If you wanted to read the 3.5" disks, you might be able to do so if you can procure a proper floppy drive and some sacrificial floppy disks. It’d probably take some finesse and careful gluing skills.
But that all assumes that these disks haven’t lost their data already. Floppies tend to just plain old degrade over time. So the data very is very likely heavily corrupted.
I have heard of really specialized hardware to read data off of degraded disks, but that’s probably “you have to know a guy/gal” level of specialization. If you really wanted to go that route, I think you’d probably want to know if what you have there is “valuable” (basically not already available on Archive.org and also interesting like unreleased source code or something.) But if you thought you had something like that and wanted to pursue it, you could @ Jason Scott (@[email protected]) on Mastodon. If anybody has a lead on how to read those, it’s him.
If anyone can point you in the right direction, it’s probably Jason Scott. And it appears I’ve conjured him.
The process of recovering that disk may involve a long drive to one of a very few people in the world with specialized hardware for that purpose.
One thing you might want to do, though, is check Archive.org to see if they have that disk. You might just be able to get that data there. If they don’t have that disk and you do manage to recover it (or even if you don’t manage to recover the final disk and can only get images of 3 out of 4) do consider uploading disk images to Archive.org .
(This from someone who has an old 3rd-party collection of Sim City 2000 cities on CD that was sold in stores that I’ve been planning to image and upload but haven’t yet.

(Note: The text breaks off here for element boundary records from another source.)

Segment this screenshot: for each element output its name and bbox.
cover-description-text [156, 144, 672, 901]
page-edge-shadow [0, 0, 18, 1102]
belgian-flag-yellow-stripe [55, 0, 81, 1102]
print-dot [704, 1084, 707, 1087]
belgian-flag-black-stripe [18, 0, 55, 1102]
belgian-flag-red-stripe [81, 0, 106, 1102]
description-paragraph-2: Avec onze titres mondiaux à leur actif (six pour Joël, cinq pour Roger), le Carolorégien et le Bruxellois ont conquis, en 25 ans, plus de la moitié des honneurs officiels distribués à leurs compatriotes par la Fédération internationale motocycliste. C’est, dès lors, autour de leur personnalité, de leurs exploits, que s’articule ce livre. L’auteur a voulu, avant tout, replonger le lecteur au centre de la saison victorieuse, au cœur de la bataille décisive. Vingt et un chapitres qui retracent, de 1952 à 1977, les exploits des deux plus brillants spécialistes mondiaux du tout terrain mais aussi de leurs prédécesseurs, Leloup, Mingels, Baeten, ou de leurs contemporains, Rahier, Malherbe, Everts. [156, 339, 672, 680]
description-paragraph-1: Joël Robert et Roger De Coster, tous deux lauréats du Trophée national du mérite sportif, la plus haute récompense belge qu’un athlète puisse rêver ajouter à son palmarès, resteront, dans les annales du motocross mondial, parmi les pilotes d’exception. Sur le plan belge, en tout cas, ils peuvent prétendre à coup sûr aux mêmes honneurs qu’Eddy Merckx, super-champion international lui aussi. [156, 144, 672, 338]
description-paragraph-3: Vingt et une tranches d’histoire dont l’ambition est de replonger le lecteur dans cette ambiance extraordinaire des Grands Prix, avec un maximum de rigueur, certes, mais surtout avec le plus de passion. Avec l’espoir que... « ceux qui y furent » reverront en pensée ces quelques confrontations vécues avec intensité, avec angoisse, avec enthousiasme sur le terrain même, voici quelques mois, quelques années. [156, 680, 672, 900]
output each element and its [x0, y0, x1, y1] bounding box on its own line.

I’ll get to it soon, though!)
One more interesting feature was the “write lock” switch on the 3.5" ones, a sliding button that covered one of the squared holes on their edges. The floppy drive would sense that and refuse to write on them.

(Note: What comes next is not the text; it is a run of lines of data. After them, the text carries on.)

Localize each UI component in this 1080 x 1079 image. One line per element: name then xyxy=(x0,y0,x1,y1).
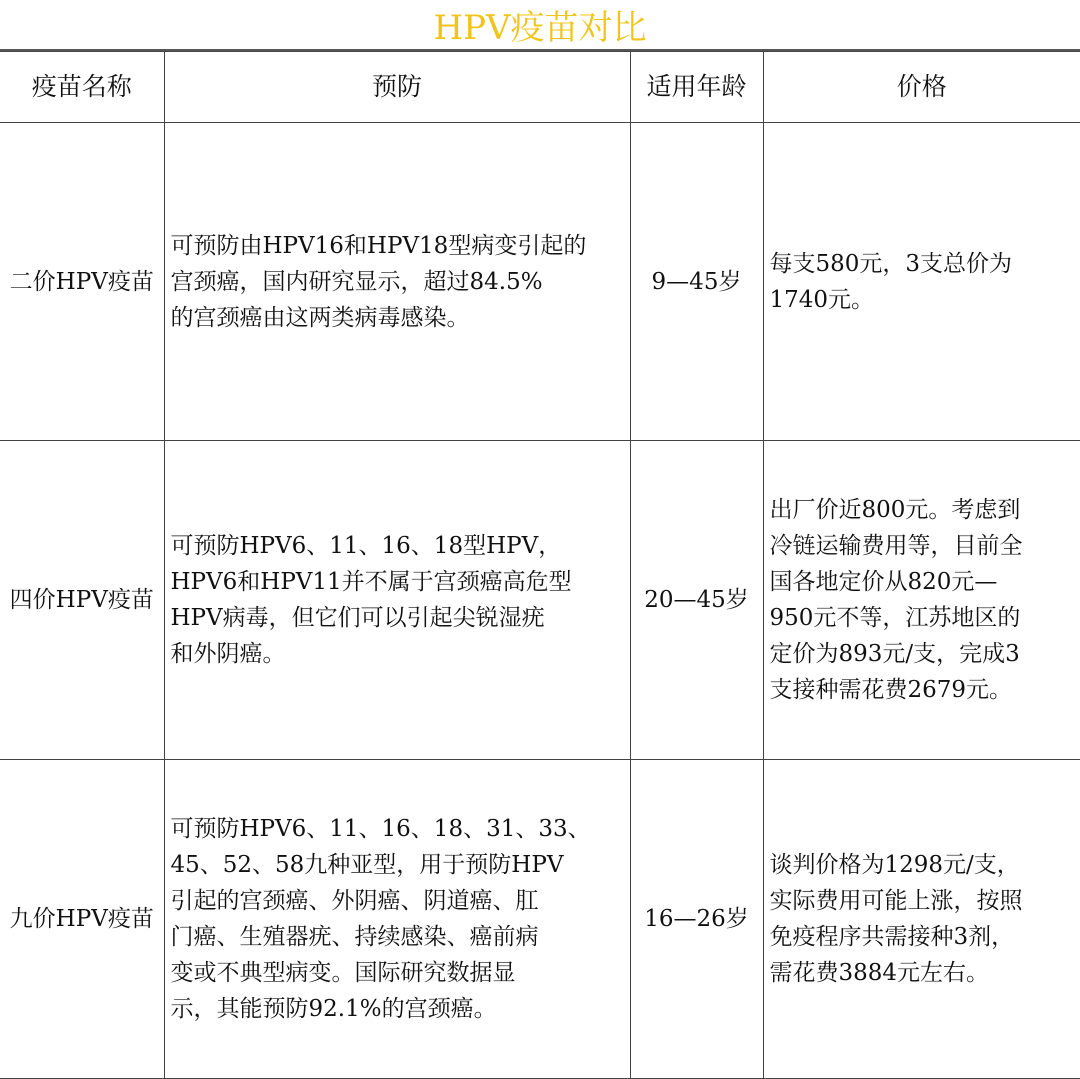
prevention-cell: 可预防HPV6、11、16、18型HPV， HPV6和HPV11并不属于宫颈癌高危型 HPV病毒，但它们可以引起尖锐湿疣 和外阴癌。 xyxy=(164,441,630,760)
header-vaccine-name: 疫苗名称 xyxy=(0,52,164,123)
age-cell: 16—26岁 xyxy=(630,760,763,1079)
age-cell: 20—45岁 xyxy=(630,441,763,760)
table-row xyxy=(0,441,1080,760)
table-title: HPV疫苗对比 xyxy=(0,0,1080,51)
header-prevention: 预防 xyxy=(164,52,630,123)
vaccine-name: 二价HPV疫苗 xyxy=(0,123,164,441)
table-row xyxy=(0,123,1080,441)
header-row xyxy=(0,52,1080,123)
hpv-comparison-table xyxy=(0,51,1080,1079)
vaccine-name: 四价HPV疫苗 xyxy=(0,441,164,760)
prevention-cell: 可预防HPV6、11、16、18、31、33、 45、52、58九种亚型，用于预防HPV 引起的宫颈癌、外阴癌、阴道癌、肛 门癌、生殖器疣、持续感染、癌前病 变或不典型病变。国际研究数据显 示，其能预防92.1%的宫颈癌。 xyxy=(164,760,630,1079)
price-cell: 谈判价格为1298元/支， 实际费用可能上涨，按照 免疫程序共需接种3剂， 需花费3884元左右。 xyxy=(763,760,1080,1079)
header-price: 价格 xyxy=(763,52,1080,123)
price-cell: 每支580元，3支总价为 1740元。 xyxy=(763,123,1080,441)
table-row xyxy=(0,760,1080,1079)
vaccine-name: 九价HPV疫苗 xyxy=(0,760,164,1079)
age-cell: 9—45岁 xyxy=(630,123,763,441)
prevention-cell: 可预防由HPV16和HPV18型病变引起的 宫颈癌，国内研究显示，超过84.5% 的宫颈癌由这两类病毒感染。 xyxy=(164,123,630,441)
header-age: 适用年龄 xyxy=(630,52,763,123)
price-cell: 出厂价近800元。考虑到 冷链运输费用等，目前全 国各地定价从820元— 950元不等，江苏地区的 定价为893元/支，完成3 支接种需花费2679元。 xyxy=(763,441,1080,760)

On the 5.25" it was a notch cut on the side (there were punchers for that). To write on a “protected” disk, you’d cover the notch with adhesive tape.
Jason Scott! I can’t express how honored I am that your apparently first post on Lemmy is a response to me!
Also, yes, monstrous. ;)
I know they’re floppies but when I see them like this it always reminds me of the first intern role I had at datacard/gemplus UK, I had to change the disk stacks in the main frame at specific times with specific access codes, lift the lid and pull out the disk stacks, put them on a specific numbered trolly and insert the next stack.
Was all very precise and I saw someone screw it once, glad it was a perm staffer and not me, I took so many notes on that process I dreamt of them for years.
As everyone else said, they’re floppy disks with the plastic case removed.
Since you found them in a church, could they have belonged to a church bell system? I’ve seen other church bell systems in the past where the songs came on weird mediums.
This is just a random guess, I don’t know why anyone would remove the casing.